There is an artist inside of everyone, and the small town of Paterson, New Jersey, is home to so many poetic people.
The dreamer girlfriend who is crazy about black and white patterns, Everett, the inner performer who is self-indulged in love in the bar, the black rapper who stirs the rhythm to the drum machine in the laundry room, and the poem of the little girl who writes poetry on the street. Water Falls in her delicate cheeks and strands of hair. There was something longing and ideal in their eyes.

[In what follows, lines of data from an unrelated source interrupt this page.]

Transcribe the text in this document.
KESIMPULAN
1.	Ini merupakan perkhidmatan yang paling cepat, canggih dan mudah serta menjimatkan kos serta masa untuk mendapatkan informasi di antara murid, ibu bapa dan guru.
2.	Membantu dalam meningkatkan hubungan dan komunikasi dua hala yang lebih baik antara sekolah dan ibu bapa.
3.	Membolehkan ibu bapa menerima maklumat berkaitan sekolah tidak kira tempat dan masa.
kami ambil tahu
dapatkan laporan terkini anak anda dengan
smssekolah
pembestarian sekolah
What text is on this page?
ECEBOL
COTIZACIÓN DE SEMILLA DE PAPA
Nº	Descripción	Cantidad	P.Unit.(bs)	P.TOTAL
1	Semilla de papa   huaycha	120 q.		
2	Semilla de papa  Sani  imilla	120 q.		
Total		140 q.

Patterson is a bus driver who refuses to use the Internet and communication tools, but poetry runs through every moment of his life, and his poetic mind is rippling on the water on the road. But he never considers himself a poet, and refuses to publish and print the poems in his secret notebook, so low-key seeks inner peace and tranquility between the lines. Until Marvin the pit bull shredded and destroyed Patterson's beloved notebook, the only thing that could prove his existence and trace, the thing that carried all the thoughts and warmth in his life. Of course, I knew that what he cared about was not whether he could prove his existence, but the poems themselves.
(This reminds me of the days when I was painting in Beijing in my third year of high school. When I was the closest to painting, I had a high-intensity training camp, running in the snow in the early morning, staying up late in front of the drawing board with the quilt, racking my brains to dare. When I started writing, there were still many bold attempts, and it seemed that the only imagination broke out. But those paintings that contained all the headaches and strengths at that time were lost on the way back home from a nervous breakdown. This became a piece of my heart. The regret that will never be erased seems to be difficult to prove the existence and traces of the time, and it is impossible to tell others. I am more concerned about those paintings, the feeling is exactly the same as the pain of Paterson losing his poems.)
But to exist is to exist, and those inner strengths and feelings will not disappear with it. Poetic people will sympathize with each other, and poetry will make them meet.
"The translation of a poem is like taking a bath in a raincoat", so the best poems to feel are in the author himself, in his surroundings and life.
"Sometimes blank pages represent more possibilities," the words of the Japanese poet and the gift of the book gave Patterson new hope.
The sun rises every morning and sets at night, and every day is a new day.